When you’re ready to begin car shopping, it’s important to become approved for a car loan before you make an offer to avoid common scams and high interest rates. Although it may seem easy to apply for a car loan, there are a number of different factors that contribute to your eligibility. To get a great car loan that fits within your budget, there are a few ways to score a good deal.
1. Improve Your Credit
Your credit is one of the most important factors of your application that lenders will analyze. It’s important to obtain three separate copies of your credit report from different agencies, which are free to obtain once a year. The higher your score, the lower your interest rate will be. Work towards having your credit score in the 700 to 800-range, which will prove that you have a strong credit history and are a reputable borrower.
- Avoid the Dealership
Although it may be easier to obtain an auto loan through the dealership where you want to purchase a new car that you’ve fallen in love with, this can lead you to pay more in the long run. You’ll likely have a higher interest rate and pay more due to a cut that the dealership gets by connecting you with a financial agency. Instead, apply for a loan at a credit union or community bank to obtain a better deal that is more in your favor.
3. Avoid Looking at the Monthly Payment
Many ways that lenders often deceive borrowers into signing up for bad loans is by enticing them with the monthly payment instead of the total loan amount. This is a common trick that can cause you to borrow more money than necessary. Look at the total loan amount and how much you’ll pay additionally in interest over time.
4. Shop Around
To save hundreds to thousands of dollars on a car loan, it’s important to do your homework and shop around to compare interest rates. It’s also important to look at the length and term of the loan before agreeing to anything, which can certainly tack on more dollars if you’re not careful.

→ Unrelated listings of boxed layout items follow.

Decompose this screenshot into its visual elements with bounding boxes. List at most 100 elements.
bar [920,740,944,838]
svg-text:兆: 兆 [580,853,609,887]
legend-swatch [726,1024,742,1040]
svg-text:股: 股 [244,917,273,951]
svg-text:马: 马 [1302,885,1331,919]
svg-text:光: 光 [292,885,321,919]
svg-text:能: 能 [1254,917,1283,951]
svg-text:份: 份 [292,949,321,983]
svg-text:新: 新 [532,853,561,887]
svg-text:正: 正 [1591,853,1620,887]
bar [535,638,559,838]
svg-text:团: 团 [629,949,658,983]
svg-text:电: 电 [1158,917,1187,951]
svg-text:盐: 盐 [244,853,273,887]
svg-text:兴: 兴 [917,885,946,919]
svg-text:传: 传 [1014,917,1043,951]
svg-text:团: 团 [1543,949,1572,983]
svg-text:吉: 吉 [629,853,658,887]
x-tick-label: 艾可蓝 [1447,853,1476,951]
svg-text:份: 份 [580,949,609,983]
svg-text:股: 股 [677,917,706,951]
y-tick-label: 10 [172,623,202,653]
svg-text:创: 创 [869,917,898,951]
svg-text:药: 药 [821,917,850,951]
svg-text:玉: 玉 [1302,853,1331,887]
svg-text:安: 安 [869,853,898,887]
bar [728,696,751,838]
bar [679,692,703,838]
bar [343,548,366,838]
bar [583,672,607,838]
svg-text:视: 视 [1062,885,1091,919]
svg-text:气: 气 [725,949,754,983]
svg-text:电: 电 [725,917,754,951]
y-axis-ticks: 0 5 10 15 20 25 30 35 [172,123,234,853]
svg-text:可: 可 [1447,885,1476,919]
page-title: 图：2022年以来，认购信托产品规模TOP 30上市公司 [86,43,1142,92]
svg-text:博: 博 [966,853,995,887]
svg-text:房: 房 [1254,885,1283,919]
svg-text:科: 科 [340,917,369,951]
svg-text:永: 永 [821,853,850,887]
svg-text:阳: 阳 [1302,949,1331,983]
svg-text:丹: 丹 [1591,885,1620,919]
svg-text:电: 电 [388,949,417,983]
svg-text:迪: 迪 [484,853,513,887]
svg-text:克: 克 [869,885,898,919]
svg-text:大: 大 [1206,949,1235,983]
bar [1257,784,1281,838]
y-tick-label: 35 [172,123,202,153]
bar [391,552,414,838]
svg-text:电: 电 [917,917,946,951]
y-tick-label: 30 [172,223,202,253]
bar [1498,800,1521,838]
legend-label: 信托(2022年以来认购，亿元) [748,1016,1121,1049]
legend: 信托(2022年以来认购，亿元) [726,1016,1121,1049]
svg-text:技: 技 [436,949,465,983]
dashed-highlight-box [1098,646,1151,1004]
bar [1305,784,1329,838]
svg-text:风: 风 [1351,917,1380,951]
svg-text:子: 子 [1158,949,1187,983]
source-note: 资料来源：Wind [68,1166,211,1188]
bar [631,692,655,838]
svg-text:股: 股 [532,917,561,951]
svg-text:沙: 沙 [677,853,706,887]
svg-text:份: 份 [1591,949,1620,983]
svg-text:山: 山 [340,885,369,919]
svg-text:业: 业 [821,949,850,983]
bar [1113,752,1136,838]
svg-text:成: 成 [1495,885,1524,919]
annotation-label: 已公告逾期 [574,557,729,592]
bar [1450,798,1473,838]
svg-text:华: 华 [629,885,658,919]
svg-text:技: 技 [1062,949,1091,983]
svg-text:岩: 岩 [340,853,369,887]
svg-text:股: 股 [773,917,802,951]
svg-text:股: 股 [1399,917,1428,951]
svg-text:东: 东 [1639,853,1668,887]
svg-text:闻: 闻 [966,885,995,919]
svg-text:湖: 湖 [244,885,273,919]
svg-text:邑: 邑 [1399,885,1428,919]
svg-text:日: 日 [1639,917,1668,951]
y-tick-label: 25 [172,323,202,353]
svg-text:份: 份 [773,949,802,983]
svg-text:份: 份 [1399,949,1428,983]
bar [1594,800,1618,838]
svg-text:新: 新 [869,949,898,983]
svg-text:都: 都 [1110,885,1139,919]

5. Use an Organization that Only Does Car Loans
To obtain the best car loan, go through an establishment that is an expert and solely works with loans. Choose a financial institution that doesn’t have hidden fees and is honest with the fine print and terms. They often offer competitive rates and are more reputable with their loans.
6. Research the Lender
You may score a great deal on a car loan that allows you to purchase the car of your dreams with a low interest rate. However, you may be falling into a scam if you’re working with a lender that has a few red flags in their history. Investigate your lender by contacting the state attorney general’s office or the Better Business Bureau. You can also conduct an Internet search on the company to learn of what past customers are saying with their reviews.
7. Avoid the Yo-Yo Scam
Customers are often enticed to purchase a new vehicle in a matter of seconds after the dealership tells them that the financing has been squared away. After driving the car off the lot, they then receive a phone call a few days later stating that the financing wasn’t approved and that they’ll have to pay a much higher rate. The bait-and-switch scheme is a common trick from dealers that is frequently used, but can be avoided by requesting that the car is delivered once the financing is finalized.